As used in this publication, the term “country” does not in all cases refer to a territorial entity that is a state as understood by international law and practice. As used here, the term also covers some territorial entities that are not states but for which statistical data are maintained on a separate and independent basis.
Preface
This paper examines the impact on economic performance of structural policies—that is, policies that increase the role of market forces and competition in the economy, while maintaining appropriate regulatory frameworks. It examines the effects of structural reforms on two aspects of economic performance—medium-run growth and macroeconomic stability and resilience—from a global standpoint, and in so doing improves the analytical basis of IMF policy advice by drawing on the lessons from broad cross-country experience. Underpinning the results was a major data collection effort, involving the compilation of indicators of structural reform for a large sample of 91 developing and developed countries over the past three decades. The resulting dataset is unique in its country and time coverage. Compared to most previous efforts, it is also much broader in terms of the sectoral coverage of reforms—including indicators of liberalization in domestic product markets, international trade, several indicators of liberalization of the domestic financial sector, and measures of external capital account liberalization. The dataset's breadth along the sectoral dimension is essential to address issues of reform sequencing, an area that has generated much thought from a theoretical standpoint, but where systematic cross-country evidence—as opposed to smaller-scale case studies—is sorely lacking.
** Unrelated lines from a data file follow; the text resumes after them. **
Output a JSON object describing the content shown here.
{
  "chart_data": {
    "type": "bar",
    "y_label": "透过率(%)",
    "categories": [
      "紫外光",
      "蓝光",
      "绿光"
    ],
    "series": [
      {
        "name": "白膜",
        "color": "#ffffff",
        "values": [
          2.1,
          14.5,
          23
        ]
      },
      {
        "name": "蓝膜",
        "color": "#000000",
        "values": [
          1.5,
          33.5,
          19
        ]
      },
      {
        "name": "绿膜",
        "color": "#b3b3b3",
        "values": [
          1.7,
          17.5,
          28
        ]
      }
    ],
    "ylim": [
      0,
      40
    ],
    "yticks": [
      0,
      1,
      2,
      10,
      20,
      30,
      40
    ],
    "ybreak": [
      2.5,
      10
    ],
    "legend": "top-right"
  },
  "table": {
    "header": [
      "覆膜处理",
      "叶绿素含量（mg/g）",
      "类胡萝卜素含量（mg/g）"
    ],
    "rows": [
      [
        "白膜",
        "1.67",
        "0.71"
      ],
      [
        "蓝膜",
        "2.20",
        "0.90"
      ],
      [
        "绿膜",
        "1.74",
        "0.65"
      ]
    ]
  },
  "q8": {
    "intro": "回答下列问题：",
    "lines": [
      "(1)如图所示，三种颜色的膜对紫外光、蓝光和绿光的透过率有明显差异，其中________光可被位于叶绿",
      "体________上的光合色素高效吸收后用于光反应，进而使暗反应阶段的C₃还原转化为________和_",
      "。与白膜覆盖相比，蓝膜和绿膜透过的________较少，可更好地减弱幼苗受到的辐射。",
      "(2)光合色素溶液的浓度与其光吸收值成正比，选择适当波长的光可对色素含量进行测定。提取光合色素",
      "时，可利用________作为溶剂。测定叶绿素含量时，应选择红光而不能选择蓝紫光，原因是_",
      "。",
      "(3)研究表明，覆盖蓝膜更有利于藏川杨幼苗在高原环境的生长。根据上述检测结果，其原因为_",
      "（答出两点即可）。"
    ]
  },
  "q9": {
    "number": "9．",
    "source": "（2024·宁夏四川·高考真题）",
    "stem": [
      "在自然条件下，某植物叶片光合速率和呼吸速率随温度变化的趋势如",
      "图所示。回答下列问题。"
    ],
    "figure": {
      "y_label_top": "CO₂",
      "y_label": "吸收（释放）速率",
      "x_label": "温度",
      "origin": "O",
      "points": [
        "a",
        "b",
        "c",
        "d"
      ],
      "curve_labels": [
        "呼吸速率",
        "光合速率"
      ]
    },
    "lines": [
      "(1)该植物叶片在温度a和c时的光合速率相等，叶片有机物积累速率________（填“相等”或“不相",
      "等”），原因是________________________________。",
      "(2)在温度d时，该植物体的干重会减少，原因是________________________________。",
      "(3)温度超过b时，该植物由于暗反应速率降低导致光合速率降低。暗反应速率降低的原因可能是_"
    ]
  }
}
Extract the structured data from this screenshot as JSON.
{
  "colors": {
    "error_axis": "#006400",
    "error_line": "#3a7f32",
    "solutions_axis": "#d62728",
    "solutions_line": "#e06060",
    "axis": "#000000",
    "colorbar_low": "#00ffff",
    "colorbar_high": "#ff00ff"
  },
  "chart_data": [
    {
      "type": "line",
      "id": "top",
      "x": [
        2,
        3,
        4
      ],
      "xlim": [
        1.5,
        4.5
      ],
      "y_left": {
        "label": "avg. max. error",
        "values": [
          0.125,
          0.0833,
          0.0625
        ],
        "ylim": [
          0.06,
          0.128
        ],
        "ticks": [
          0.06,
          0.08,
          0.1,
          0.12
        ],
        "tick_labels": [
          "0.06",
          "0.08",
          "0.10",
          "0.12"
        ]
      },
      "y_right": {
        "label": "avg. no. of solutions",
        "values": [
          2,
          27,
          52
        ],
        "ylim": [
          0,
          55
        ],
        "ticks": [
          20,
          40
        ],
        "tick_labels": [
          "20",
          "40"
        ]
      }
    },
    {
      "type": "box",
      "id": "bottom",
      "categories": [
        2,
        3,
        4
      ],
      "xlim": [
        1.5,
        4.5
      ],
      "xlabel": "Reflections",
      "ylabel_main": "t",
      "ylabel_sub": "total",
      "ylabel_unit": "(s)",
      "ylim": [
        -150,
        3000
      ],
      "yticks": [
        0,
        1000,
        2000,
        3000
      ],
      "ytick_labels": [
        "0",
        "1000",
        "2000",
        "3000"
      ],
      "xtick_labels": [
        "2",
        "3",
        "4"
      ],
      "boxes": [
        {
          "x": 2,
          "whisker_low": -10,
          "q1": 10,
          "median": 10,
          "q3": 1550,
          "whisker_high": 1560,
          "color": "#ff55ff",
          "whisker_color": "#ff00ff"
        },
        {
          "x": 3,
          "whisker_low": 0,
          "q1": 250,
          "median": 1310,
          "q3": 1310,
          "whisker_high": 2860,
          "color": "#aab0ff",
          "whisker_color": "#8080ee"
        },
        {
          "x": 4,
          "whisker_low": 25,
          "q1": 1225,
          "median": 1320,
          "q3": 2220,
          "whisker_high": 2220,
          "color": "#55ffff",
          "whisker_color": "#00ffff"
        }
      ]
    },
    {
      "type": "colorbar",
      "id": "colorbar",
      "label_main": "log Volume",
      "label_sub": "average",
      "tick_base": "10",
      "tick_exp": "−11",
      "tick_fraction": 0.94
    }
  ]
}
The paper was prepared under the direction of Jonathan D. Ostry (Deputy Director, Research Department) by a staff team led by Alessandro Prati (Chief, Macroeconomic Studies Division in the Research Department) and Antonio Spilimbergo, and comprising Lone Christiansen, Prachi Mishra, Chris Papageorgiou, Rodney Ramcharan, Martin Schindler, Nikola Spatafora, Stephen Tokarick, and Thierry Tressel. The paper has benefited from comments from a number of IMF colleagues. Special thanks are due to Manzoor Gill and Freddy Cama for outstanding research support, and to Tracey Lookadoo whose help ensured the timely preparation of the manuscript. Esha Ray of the External Relations Department edited the manuscript and coordinated its publication. The opinions expressed in this paper are those of the authors and do not necessarily represent the views of national authorities, the IMF, or IMF Executive Directors.
This paper is dedicated to the memory of Alessandro Prati.